We have all watched in horror the images of a war on civilians, including children, as images of maiming, destruction and death are spread across our media.  We honour our brave Ukrainian colleagues who have risked their lives to get the gametes and embryos of clients to safety and into neighbouring countries.  Some countries have stepped up and given refuge to pregnant surrogates, although the legal consequences of those surrogates giving birth in those third countries are still unknown.  As soon as the war stops and our Ukrainian colleagues return to their clinics and are able to safely offer their services, we will return with our clients to support them – morally and financially. 

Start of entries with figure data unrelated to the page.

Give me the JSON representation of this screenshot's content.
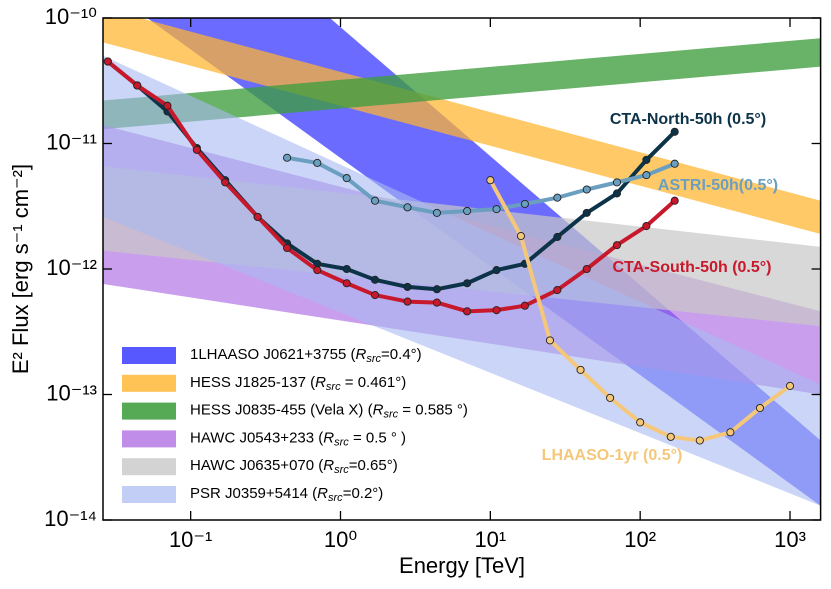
{
  "chart_data": {
    "type": "line",
    "x_label": "Energy [TeV]",
    "y_label": "E² Flux [erg s⁻¹ cm⁻²]",
    "xlog": true,
    "ylog": true,
    "xlim": [
      0.026,
      1600
    ],
    "ylim": [
      1e-14,
      1e-10
    ],
    "xticks": [
      {
        "value": 0.1,
        "label": "10⁻¹"
      },
      {
        "value": 1,
        "label": "10⁰"
      },
      {
        "value": 10,
        "label": "10¹"
      },
      {
        "value": 100,
        "label": "10²"
      },
      {
        "value": 1000,
        "label": "10³"
      }
    ],
    "yticks": [
      {
        "value": 1e-14,
        "label": "10⁻¹⁴"
      },
      {
        "value": 1e-13,
        "label": "10⁻¹³"
      },
      {
        "value": 1e-12,
        "label": "10⁻¹²"
      },
      {
        "value": 1e-11,
        "label": "10⁻¹¹"
      },
      {
        "value": 1e-10,
        "label": "10⁻¹⁰"
      }
    ],
    "legend": "lower left",
    "bands": [
      {
        "name_parts": [
          "1LHAASO J0621+3755 (",
          "R",
          "src",
          "=0.4°)"
        ],
        "color": "#4a4aff",
        "opacity": 0.82,
        "x": [
          0.026,
          1600
        ],
        "upper": [
          3.6e-09,
          4.3e-14
        ],
        "lower": [
          1.8e-10,
          1.3e-14
        ]
      },
      {
        "name_parts": [
          "HESS J1825-137 (",
          "R",
          "src",
          " = 0.461°)"
        ],
        "color": "#ffb42e",
        "opacity": 0.72,
        "x": [
          0.026,
          1600
        ],
        "upper": [
          1.2e-10,
          3.5e-12
        ],
        "lower": [
          6.4e-11,
          1.9e-12
        ]
      },
      {
        "name_parts": [
          "HESS J0835-455 (Vela X) (",
          "R",
          "src",
          " = 0.585 °)"
        ],
        "color": "#3f9e3f",
        "opacity": 0.78,
        "x": [
          0.026,
          1600
        ],
        "upper": [
          2.2e-11,
          6.9e-11
        ],
        "lower": [
          1.3e-11,
          4.1e-11
        ]
      },
      {
        "name_parts": [
          "HAWC J0543+233 (",
          "R",
          "src",
          " =  0.5 ° )"
        ],
        "color": "#a862e0",
        "opacity": 0.62,
        "x": [
          0.026,
          1600
        ],
        "upper": [
          1.4e-11,
          4.6e-13
        ],
        "lower": [
          7.6e-13,
          1e-13
        ]
      },
      {
        "name_parts": [
          "HAWC J0635+070 (",
          "R",
          "src",
          "=0.65°)"
        ],
        "color": "#c8c8c8",
        "opacity": 0.7,
        "x": [
          0.026,
          1600
        ],
        "upper": [
          6.6e-12,
          1.5e-12
        ],
        "lower": [
          1.4e-12,
          3.5e-13
        ]
      },
      {
        "name_parts": [
          "PSR J0359+5414 (",
          "R",
          "src",
          "=0.2°)"
        ],
        "color": "#a9b9f2",
        "opacity": 0.6,
        "x": [
          0.026,
          1600
        ],
        "upper": [
          5e-11,
          1.2e-13
        ],
        "lower": [
          2.6e-12,
          1.3e-14
        ]
      }
    ],
    "series": [
      {
        "label": "CTA-North-50h (0.5°)",
        "color": "#0d3349",
        "x": [
          0.028,
          0.044,
          0.07,
          0.11,
          0.17,
          0.28,
          0.44,
          0.7,
          1.1,
          1.7,
          2.8,
          4.4,
          7,
          11,
          17,
          28,
          44,
          70,
          110,
          170
        ],
        "values": [
          4.5e-11,
          2.9e-11,
          1.8e-11,
          9.2e-12,
          5.1e-12,
          2.6e-12,
          1.6e-12,
          1.1e-12,
          1e-12,
          8.2e-13,
          7.2e-13,
          6.9e-13,
          7.7e-13,
          9.8e-13,
          1.1e-12,
          1.8e-12,
          2.8e-12,
          4e-12,
          7.4e-12,
          1.24e-11
        ]
      },
      {
        "label": "ASTRI-50h(0.5°)",
        "color": "#6a9fc0",
        "x": [
          0.44,
          0.7,
          1.1,
          1.7,
          2.8,
          4.4,
          7,
          11,
          17,
          28,
          44,
          70,
          110,
          170
        ],
        "values": [
          7.7e-12,
          7e-12,
          5.3e-12,
          3.5e-12,
          3.1e-12,
          2.8e-12,
          2.9e-12,
          3e-12,
          3.3e-12,
          3.7e-12,
          4.3e-12,
          4.9e-12,
          5.6e-12,
          6.9e-12
        ]
      },
      {
        "label": "CTA-South-50h (0.5°)",
        "color": "#c8182c",
        "x": [
          0.028,
          0.044,
          0.07,
          0.11,
          0.17,
          0.28,
          0.44,
          0.7,
          1.1,
          1.7,
          2.8,
          4.4,
          7,
          11,
          17,
          28,
          44,
          70,
          110,
          170
        ],
        "values": [
          4.5e-11,
          2.9e-11,
          2e-11,
          8.9e-12,
          4.9e-12,
          2.6e-12,
          1.47e-12,
          9.8e-13,
          7.7e-13,
          6.2e-13,
          5.5e-13,
          5.4e-13,
          4.6e-13,
          4.7e-13,
          5.1e-13,
          6.8e-13,
          1e-12,
          1.55e-12,
          2.2e-12,
          3.5e-12
        ]
      },
      {
        "label": "LHAASO-1yr (0.5°)",
        "color": "#f5c77a",
        "x": [
          10,
          16,
          25,
          40,
          63,
          100,
          160,
          250,
          400,
          630,
          1000
        ],
        "values": [
          5.1e-12,
          1.83e-12,
          2.7e-13,
          1.57e-13,
          9.4e-14,
          6e-14,
          4.6e-14,
          4.3e-14,
          5e-14,
          7.8e-14,
          1.17e-13
        ]
      }
    ]
  }
}
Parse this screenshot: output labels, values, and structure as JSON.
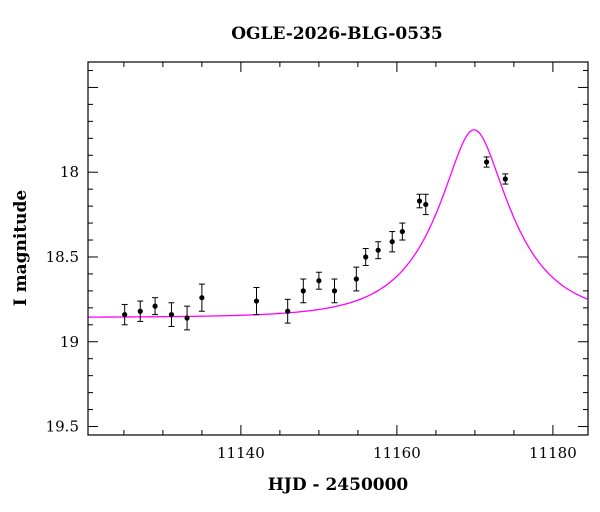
{
  "chart_data": {
    "type": "scatter",
    "title": "OGLE-2026-BLG-0535",
    "xlabel": "HJD - 2450000",
    "ylabel": "I magnitude",
    "xlim": [
      11120.4,
      11184.5
    ],
    "ylim": [
      19.55,
      17.35
    ],
    "y_inverted": true,
    "grid": false,
    "x_ticks": [
      {
        "value": 11140,
        "label": "11140"
      },
      {
        "value": 11160,
        "label": "11160"
      },
      {
        "value": 11180,
        "label": "11180"
      }
    ],
    "y_ticks": [
      {
        "value": 18,
        "label": "18"
      },
      {
        "value": 18.5,
        "label": "18.5"
      },
      {
        "value": 19,
        "label": "19"
      },
      {
        "value": 19.5,
        "label": "19.5"
      }
    ],
    "series": [
      {
        "kind": "points",
        "color": "#000000",
        "points": [
          {
            "x": 11125.1,
            "y": 18.84,
            "err": 0.06
          },
          {
            "x": 11127.1,
            "y": 18.82,
            "err": 0.06
          },
          {
            "x": 11129.0,
            "y": 18.79,
            "err": 0.05
          },
          {
            "x": 11131.1,
            "y": 18.84,
            "err": 0.07
          },
          {
            "x": 11133.1,
            "y": 18.86,
            "err": 0.07
          },
          {
            "x": 11135.0,
            "y": 18.74,
            "err": 0.08
          },
          {
            "x": 11142.0,
            "y": 18.76,
            "err": 0.08
          },
          {
            "x": 11146.0,
            "y": 18.82,
            "err": 0.07
          },
          {
            "x": 11148.0,
            "y": 18.7,
            "err": 0.07
          },
          {
            "x": 11150.0,
            "y": 18.64,
            "err": 0.05
          },
          {
            "x": 11152.0,
            "y": 18.7,
            "err": 0.07
          },
          {
            "x": 11154.8,
            "y": 18.63,
            "err": 0.07
          },
          {
            "x": 11156.0,
            "y": 18.5,
            "err": 0.05
          },
          {
            "x": 11157.6,
            "y": 18.46,
            "err": 0.05
          },
          {
            "x": 11159.4,
            "y": 18.41,
            "err": 0.06
          },
          {
            "x": 11160.7,
            "y": 18.35,
            "err": 0.05
          },
          {
            "x": 11162.9,
            "y": 18.17,
            "err": 0.04
          },
          {
            "x": 11163.7,
            "y": 18.19,
            "err": 0.06
          },
          {
            "x": 11171.5,
            "y": 17.94,
            "err": 0.03
          },
          {
            "x": 11173.9,
            "y": 18.04,
            "err": 0.03
          }
        ]
      },
      {
        "kind": "model",
        "color": "#ff00ff",
        "model": {
          "t0": 11169.9,
          "tE": 9.1,
          "u0": 0.38,
          "baseline_mag": 18.857
        }
      }
    ]
  }
}
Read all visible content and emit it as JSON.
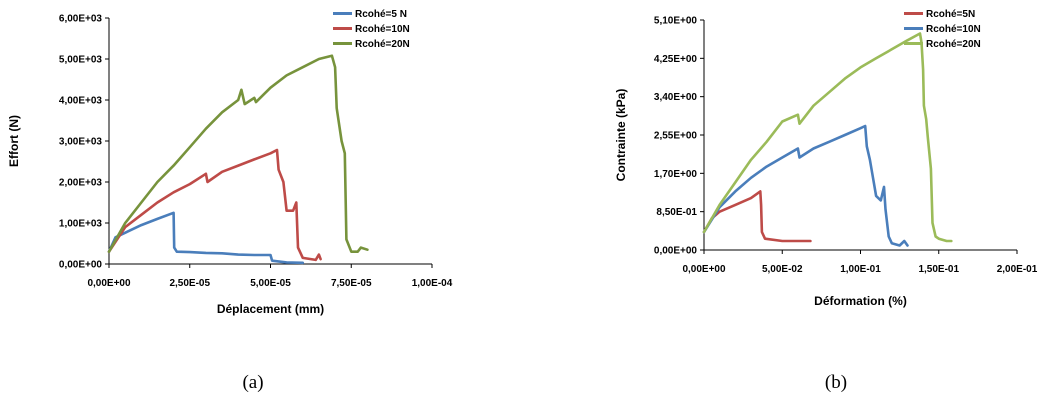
{
  "chart_data": [
    {
      "type": "line",
      "caption": "(a)",
      "xlabel": "Déplacement (mm)",
      "ylabel": "Effort (N)",
      "xlim": [
        0,
        0.0001
      ],
      "ylim": [
        0,
        6000
      ],
      "xticks": [
        0,
        2.5e-05,
        5e-05,
        7.5e-05,
        0.0001
      ],
      "xtick_labels": [
        "0,00E+00",
        "2,50E-05",
        "5,00E-05",
        "7,50E-05",
        "1,00E-04"
      ],
      "yticks": [
        0,
        1000,
        2000,
        3000,
        4000,
        5000,
        6000
      ],
      "ytick_labels": [
        "0,00E+00",
        "1,00E+03",
        "2,00E+03",
        "3,00E+03",
        "4,00E+03",
        "5,00E+03",
        "6,00E+03"
      ],
      "grid": false,
      "legend_position": "top-right",
      "series": [
        {
          "name": "Rcohé=5 N",
          "color": "#4a7ebb",
          "points": [
            [
              0,
              300
            ],
            [
              2e-06,
              650
            ],
            [
              6e-06,
              800
            ],
            [
              1e-05,
              950
            ],
            [
              1.5e-05,
              1100
            ],
            [
              2e-05,
              1250
            ],
            [
              2.02e-05,
              400
            ],
            [
              2.1e-05,
              300
            ],
            [
              2.5e-05,
              290
            ],
            [
              3e-05,
              270
            ],
            [
              3.5e-05,
              260
            ],
            [
              4e-05,
              230
            ],
            [
              4.5e-05,
              220
            ],
            [
              5e-05,
              220
            ],
            [
              5.05e-05,
              80
            ],
            [
              5.5e-05,
              40
            ],
            [
              6e-05,
              30
            ]
          ]
        },
        {
          "name": "Rcohé=10N",
          "color": "#be4b48",
          "points": [
            [
              0,
              300
            ],
            [
              5e-06,
              900
            ],
            [
              1e-05,
              1200
            ],
            [
              1.5e-05,
              1500
            ],
            [
              2e-05,
              1750
            ],
            [
              2.5e-05,
              1950
            ],
            [
              3e-05,
              2200
            ],
            [
              3.05e-05,
              2000
            ],
            [
              3.5e-05,
              2250
            ],
            [
              4e-05,
              2400
            ],
            [
              4.5e-05,
              2550
            ],
            [
              5e-05,
              2700
            ],
            [
              5.2e-05,
              2780
            ],
            [
              5.25e-05,
              2300
            ],
            [
              5.4e-05,
              2000
            ],
            [
              5.5e-05,
              1300
            ],
            [
              5.7e-05,
              1300
            ],
            [
              5.8e-05,
              1500
            ],
            [
              5.85e-05,
              400
            ],
            [
              6e-05,
              150
            ],
            [
              6.4e-05,
              100
            ],
            [
              6.5e-05,
              230
            ],
            [
              6.55e-05,
              120
            ]
          ]
        },
        {
          "name": "Rcohé=20N",
          "color": "#77933c",
          "points": [
            [
              0,
              300
            ],
            [
              5e-06,
              1000
            ],
            [
              1e-05,
              1500
            ],
            [
              1.5e-05,
              2000
            ],
            [
              2e-05,
              2400
            ],
            [
              2.5e-05,
              2850
            ],
            [
              3e-05,
              3300
            ],
            [
              3.5e-05,
              3700
            ],
            [
              4e-05,
              4000
            ],
            [
              4.1e-05,
              4250
            ],
            [
              4.2e-05,
              3900
            ],
            [
              4.5e-05,
              4050
            ],
            [
              4.55e-05,
              3950
            ],
            [
              5e-05,
              4300
            ],
            [
              5.5e-05,
              4600
            ],
            [
              6e-05,
              4800
            ],
            [
              6.5e-05,
              5000
            ],
            [
              6.9e-05,
              5080
            ],
            [
              7e-05,
              4800
            ],
            [
              7.05e-05,
              3800
            ],
            [
              7.2e-05,
              3000
            ],
            [
              7.3e-05,
              2700
            ],
            [
              7.35e-05,
              600
            ],
            [
              7.5e-05,
              300
            ],
            [
              7.7e-05,
              300
            ],
            [
              7.8e-05,
              400
            ],
            [
              8e-05,
              350
            ]
          ]
        }
      ]
    },
    {
      "type": "line",
      "caption": "(b)",
      "xlabel": "Déformation (%)",
      "ylabel": "Contrainte (kPa)",
      "xlim": [
        0,
        0.2
      ],
      "ylim": [
        0,
        5.1
      ],
      "xticks": [
        0,
        0.05,
        0.1,
        0.15,
        0.2
      ],
      "xtick_labels": [
        "0,00E+00",
        "5,00E-02",
        "1,00E-01",
        "1,50E-01",
        "2,00E-01"
      ],
      "yticks": [
        0,
        0.85,
        1.7,
        2.55,
        3.4,
        4.25,
        5.1
      ],
      "ytick_labels": [
        "0,00E+00",
        "8,50E-01",
        "1,70E+00",
        "2,55E+00",
        "3,40E+00",
        "4,25E+00",
        "5,10E+00"
      ],
      "grid": false,
      "legend_position": "top-right",
      "series": [
        {
          "name": "Rcohé=5N",
          "color": "#be4b48",
          "points": [
            [
              0,
              0.4
            ],
            [
              0.005,
              0.7
            ],
            [
              0.01,
              0.85
            ],
            [
              0.02,
              1.0
            ],
            [
              0.03,
              1.15
            ],
            [
              0.036,
              1.3
            ],
            [
              0.0365,
              1.0
            ],
            [
              0.037,
              0.4
            ],
            [
              0.039,
              0.25
            ],
            [
              0.05,
              0.2
            ],
            [
              0.06,
              0.2
            ],
            [
              0.068,
              0.2
            ]
          ]
        },
        {
          "name": "Rcohé=10N",
          "color": "#4a7ebb",
          "points": [
            [
              0,
              0.4
            ],
            [
              0.01,
              0.95
            ],
            [
              0.02,
              1.3
            ],
            [
              0.03,
              1.6
            ],
            [
              0.04,
              1.85
            ],
            [
              0.05,
              2.05
            ],
            [
              0.06,
              2.25
            ],
            [
              0.061,
              2.05
            ],
            [
              0.07,
              2.25
            ],
            [
              0.08,
              2.4
            ],
            [
              0.09,
              2.55
            ],
            [
              0.1,
              2.7
            ],
            [
              0.103,
              2.75
            ],
            [
              0.104,
              2.3
            ],
            [
              0.106,
              2.0
            ],
            [
              0.108,
              1.6
            ],
            [
              0.11,
              1.2
            ],
            [
              0.113,
              1.1
            ],
            [
              0.115,
              1.4
            ],
            [
              0.116,
              0.9
            ],
            [
              0.118,
              0.3
            ],
            [
              0.12,
              0.15
            ],
            [
              0.125,
              0.1
            ],
            [
              0.128,
              0.2
            ],
            [
              0.13,
              0.1
            ]
          ]
        },
        {
          "name": "Rcohé=20N",
          "color": "#9bbb59",
          "points": [
            [
              0,
              0.4
            ],
            [
              0.01,
              1.0
            ],
            [
              0.02,
              1.5
            ],
            [
              0.03,
              2.0
            ],
            [
              0.04,
              2.4
            ],
            [
              0.05,
              2.85
            ],
            [
              0.06,
              3.0
            ],
            [
              0.061,
              2.8
            ],
            [
              0.07,
              3.2
            ],
            [
              0.08,
              3.5
            ],
            [
              0.09,
              3.8
            ],
            [
              0.1,
              4.05
            ],
            [
              0.11,
              4.25
            ],
            [
              0.12,
              4.45
            ],
            [
              0.13,
              4.65
            ],
            [
              0.138,
              4.8
            ],
            [
              0.139,
              4.6
            ],
            [
              0.14,
              4.0
            ],
            [
              0.1405,
              3.2
            ],
            [
              0.142,
              2.9
            ],
            [
              0.143,
              2.5
            ],
            [
              0.145,
              1.8
            ],
            [
              0.146,
              0.6
            ],
            [
              0.148,
              0.3
            ],
            [
              0.15,
              0.25
            ],
            [
              0.155,
              0.2
            ],
            [
              0.158,
              0.2
            ]
          ]
        }
      ]
    }
  ]
}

A fact that is known is that before February 2022, Ukraine met a large proportion of the worldwide international surrogacy market.  My estimate based on anecdotal evidence is that it provided surrogates to 60% of the international market.  In a matter of days after 24 February, that market was closed.  Concurrently, Russian prosecutors have been strictly enforcing their new interpretation of Russian surrogacy laws and together with the moral choice of intended parents to avoid going to Russia, the surrogacy market in Russia has collapsed for international intended parents.

Through 2020 and 2021, it has become increasingly challenging to secure a surrogate in the United States of America.  See the attached New York Times article.  Vaccine hesitancy among prospective surrogates and the impact of the pandemic on the US economy have led to waiting times of up to 18 months to be matched with a surrogate and a significant increase in the compensation being sought by surrogate mothers.

As a consequence of all these events, we have experienced a massive upsurge in enquiries and engagements by clients.  My prediction is that the shortage of surrogates will be felt across all jurisdictions for international surrogacy during the latter half of 2022.  In these circumstances, it is more important than ever to carefully consider the surrogacy agencies and providers you are engaging.  All those businesses that were providing surrogacy services are now facing a significant downturn in income, and as has happened when Thailand and India closed their programs to international parents, the businesses will seek quick alternatives in countries with unregulated industries.